The prompt assembly process follows this order:
  1. Prompt Partial Resolution: All {{hcp:prompt_id:index:environment}} tags are replaced with the corresponding message content
  2. Variable Substitution: All {{hc:name:type}} variables are replaced with their provided values
{
  "messages": [
    {
      "role": "system",
      "content": "{{hcp:sysPrompt:0}} Always be {{hc:tone:string}}."
    }
  ]
}

Partial Resolution Process

When a prompt partial is encountered:
  1. Version Selection: The system determines which version of the referenced prompt to use based on the environment parameter (or defaults to production)
  2. Message Extraction: The message at the specified index is extracted from that prompt version
  3. Content Replacement: The partial tag is replaced with the extracted message content (which may contain its own variables)
  4. Variable Collection: Variables from the resolved partial are collected and made available for substitution

Variable Control

Since partials are resolved before variables, variables within partials can be controlled from the main prompt’s inputs:
{
  "messages": [
    {
      "role": "user",
      "content": "{{hcp:greeting:0}} How can you help me?"
    }
  ]
}
Variables from prompt partials are automatically extracted and shown in the prompt editor.
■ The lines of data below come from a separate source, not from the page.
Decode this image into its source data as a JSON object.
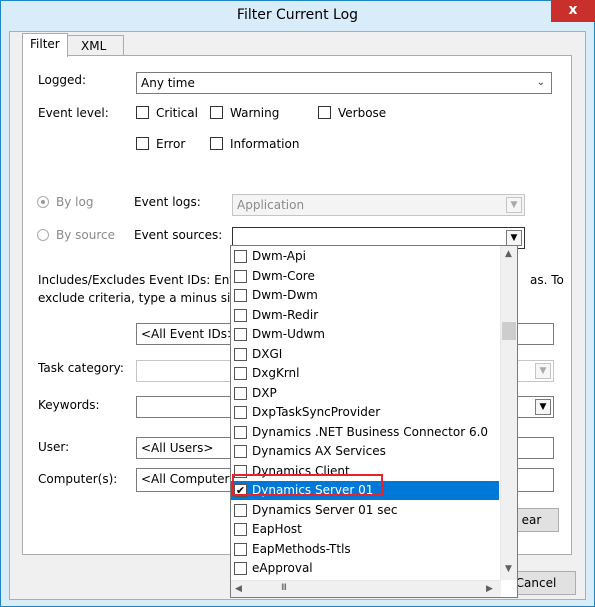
{
  "window": {
    "title": "Filter Current Log",
    "close_glyph": "x"
  },
  "tabs": [
    {
      "label": "Filter"
    },
    {
      "label": "XML"
    }
  ],
  "filter": {
    "logged_label": "Logged:",
    "logged_value": "Any time",
    "event_level_label": "Event level:",
    "levels": [
      "Critical",
      "Warning",
      "Verbose",
      "Error",
      "Information"
    ],
    "by_log_label": "By log",
    "by_source_label": "By source",
    "event_logs_label": "Event logs:",
    "event_logs_value": "Application",
    "event_sources_label": "Event sources:",
    "event_sources_value": "",
    "includes_text_left_1": "Includes/Excludes Event IDs: Enter",
    "includes_text_right_1": "as. To",
    "includes_text_left_2": "exclude criteria, type a minus sign",
    "event_ids_value": "<All Event IDs>",
    "task_category_label": "Task category:",
    "keywords_label": "Keywords:",
    "user_label": "User:",
    "user_value": "<All Users>",
    "computer_label": "Computer(s):",
    "computer_value": "<All Computers",
    "clear_fragment": "ear"
  },
  "footer": {
    "cancel_label": "Cancel"
  },
  "dropdown": {
    "items": [
      {
        "label": "Dwm-Api",
        "checked": false
      },
      {
        "label": "Dwm-Core",
        "checked": false
      },
      {
        "label": "Dwm-Dwm",
        "checked": false
      },
      {
        "label": "Dwm-Redir",
        "checked": false
      },
      {
        "label": "Dwm-Udwm",
        "checked": false
      },
      {
        "label": "DXGI",
        "checked": false
      },
      {
        "label": "DxgKrnl",
        "checked": false
      },
      {
        "label": "DXP",
        "checked": false
      },
      {
        "label": "DxpTaskSyncProvider",
        "checked": false
      },
      {
        "label": "Dynamics .NET Business Connector 6.0",
        "checked": false
      },
      {
        "label": "Dynamics AX Services",
        "checked": false
      },
      {
        "label": "Dynamics Client",
        "checked": false
      },
      {
        "label": "Dynamics Server 01",
        "checked": true
      },
      {
        "label": "Dynamics Server 01 sec",
        "checked": false
      },
      {
        "label": "EapHost",
        "checked": false
      },
      {
        "label": "EapMethods-Ttls",
        "checked": false
      },
      {
        "label": "eApproval",
        "checked": false
      }
    ],
    "selected_index": 12,
    "scroll_thumb_glyph": "III"
  },
  "colors": {
    "selection": "#0078d7",
    "highlight_outline": "#e8212a",
    "close_button": "#c9302c"
  }
}
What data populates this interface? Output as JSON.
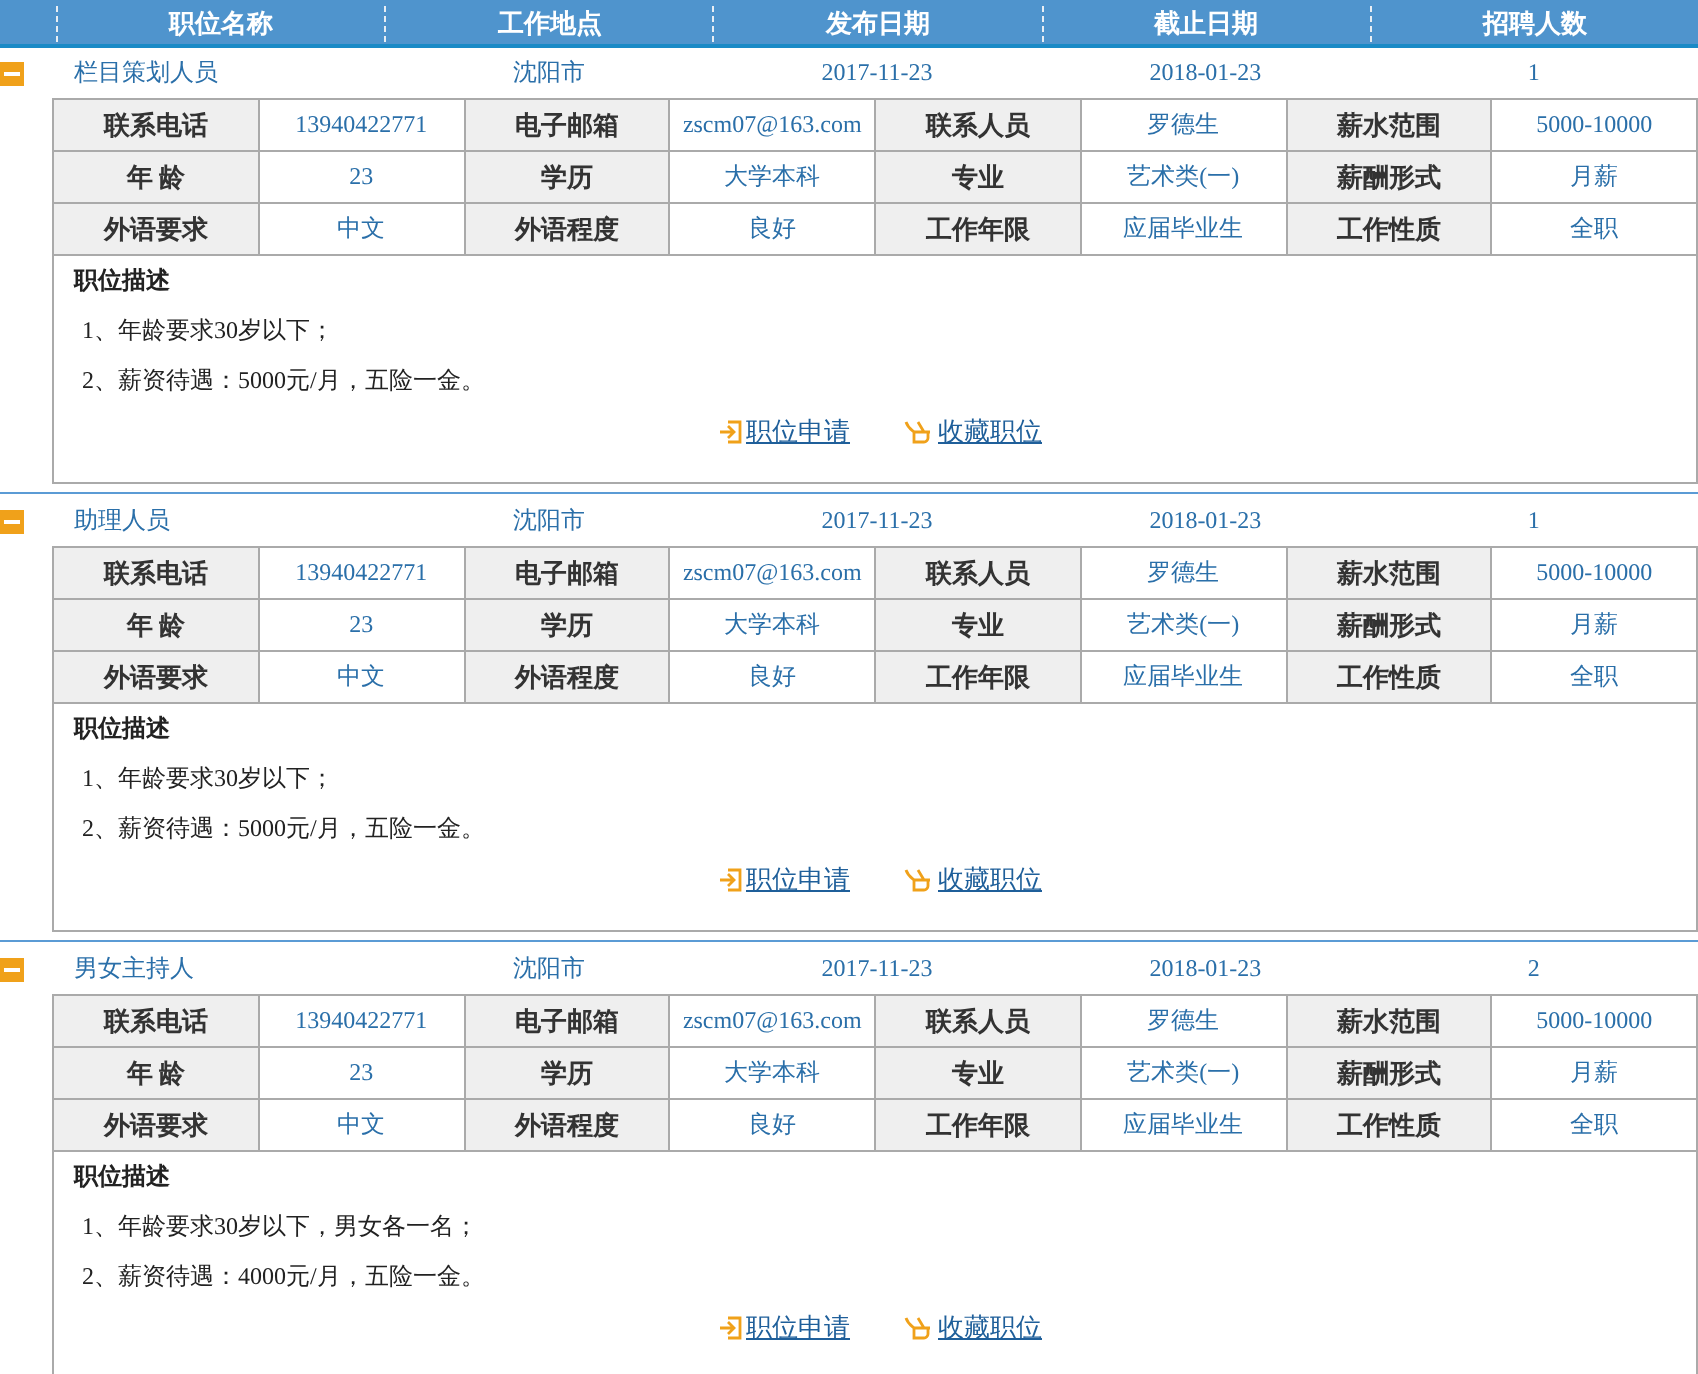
{
  "header": {
    "columns": [
      "职位名称",
      "工作地点",
      "发布日期",
      "截止日期",
      "招聘人数"
    ]
  },
  "jobs": [
    {
      "expanded": true,
      "title": "栏目策划人员",
      "location": "沈阳市",
      "publish_date": "2017-11-23",
      "deadline": "2018-01-23",
      "headcount": "1",
      "details": [
        {
          "label": "联系电话",
          "value": "13940422771"
        },
        {
          "label": "电子邮箱",
          "value": "zscm07@163.com"
        },
        {
          "label": "联系人员",
          "value": "罗德生"
        },
        {
          "label": "薪水范围",
          "value": "5000-10000"
        },
        {
          "label": "年 龄",
          "value": "23"
        },
        {
          "label": "学历",
          "value": "大学本科"
        },
        {
          "label": "专业",
          "value": "艺术类(一)"
        },
        {
          "label": "薪酬形式",
          "value": "月薪"
        },
        {
          "label": "外语要求",
          "value": "中文"
        },
        {
          "label": "外语程度",
          "value": "良好"
        },
        {
          "label": "工作年限",
          "value": "应届毕业生"
        },
        {
          "label": "工作性质",
          "value": "全职"
        }
      ],
      "description": {
        "heading": "职位描述",
        "lines": [
          "1、年龄要求30岁以下；",
          "2、薪资待遇：5000元/月，五险一金。"
        ]
      },
      "actions": [
        {
          "kind": "apply",
          "label": "职位申请"
        },
        {
          "kind": "favorite",
          "label": "收藏职位"
        }
      ]
    },
    {
      "expanded": true,
      "title": "助理人员",
      "location": "沈阳市",
      "publish_date": "2017-11-23",
      "deadline": "2018-01-23",
      "headcount": "1",
      "details": [
        {
          "label": "联系电话",
          "value": "13940422771"
        },
        {
          "label": "电子邮箱",
          "value": "zscm07@163.com"
        },
        {
          "label": "联系人员",
          "value": "罗德生"
        },
        {
          "label": "薪水范围",
          "value": "5000-10000"
        },
        {
          "label": "年 龄",
          "value": "23"
        },
        {
          "label": "学历",
          "value": "大学本科"
        },
        {
          "label": "专业",
          "value": "艺术类(一)"
        },
        {
          "label": "薪酬形式",
          "value": "月薪"
        },
        {
          "label": "外语要求",
          "value": "中文"
        },
        {
          "label": "外语程度",
          "value": "良好"
        },
        {
          "label": "工作年限",
          "value": "应届毕业生"
        },
        {
          "label": "工作性质",
          "value": "全职"
        }
      ],
      "description": {
        "heading": "职位描述",
        "lines": [
          "1、年龄要求30岁以下；",
          "2、薪资待遇：5000元/月，五险一金。"
        ]
      },
      "actions": [
        {
          "kind": "apply",
          "label": "职位申请"
        },
        {
          "kind": "favorite",
          "label": "收藏职位"
        }
      ]
    },
    {
      "expanded": true,
      "title": "男女主持人",
      "location": "沈阳市",
      "publish_date": "2017-11-23",
      "deadline": "2018-01-23",
      "headcount": "2",
      "details": [
        {
          "label": "联系电话",
          "value": "13940422771"
        },
        {
          "label": "电子邮箱",
          "value": "zscm07@163.com"
        },
        {
          "label": "联系人员",
          "value": "罗德生"
        },
        {
          "label": "薪水范围",
          "value": "5000-10000"
        },
        {
          "label": "年 龄",
          "value": "23"
        },
        {
          "label": "学历",
          "value": "大学本科"
        },
        {
          "label": "专业",
          "value": "艺术类(一)"
        },
        {
          "label": "薪酬形式",
          "value": "月薪"
        },
        {
          "label": "外语要求",
          "value": "中文"
        },
        {
          "label": "外语程度",
          "value": "良好"
        },
        {
          "label": "工作年限",
          "value": "应届毕业生"
        },
        {
          "label": "工作性质",
          "value": "全职"
        }
      ],
      "description": {
        "heading": "职位描述",
        "lines": [
          "1、年龄要求30岁以下，男女各一名；",
          "2、薪资待遇：4000元/月，五险一金。"
        ]
      },
      "actions": [
        {
          "kind": "apply",
          "label": "职位申请"
        },
        {
          "kind": "favorite",
          "label": "收藏职位"
        }
      ]
    }
  ]
}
You only need to provide values for these variables in your main prompt’s inputs - they will be substituted in both the main prompt and any resolved partials.

Override Examples

  • Temperature Override
  • Max Tokens Override
  • Response Format Override
// Saved prompt has temperature: 0.8
const response = await openai.chat.completions.create({
  prompt_id: "abc123",
  temperature: 0.2, // Uses 0.2, not 0.8
  inputs: { topic: "AI safety" }
});
This compilation approach gives you the flexibility to have consistent prompt templates while still allowing runtime customization for specific use cases.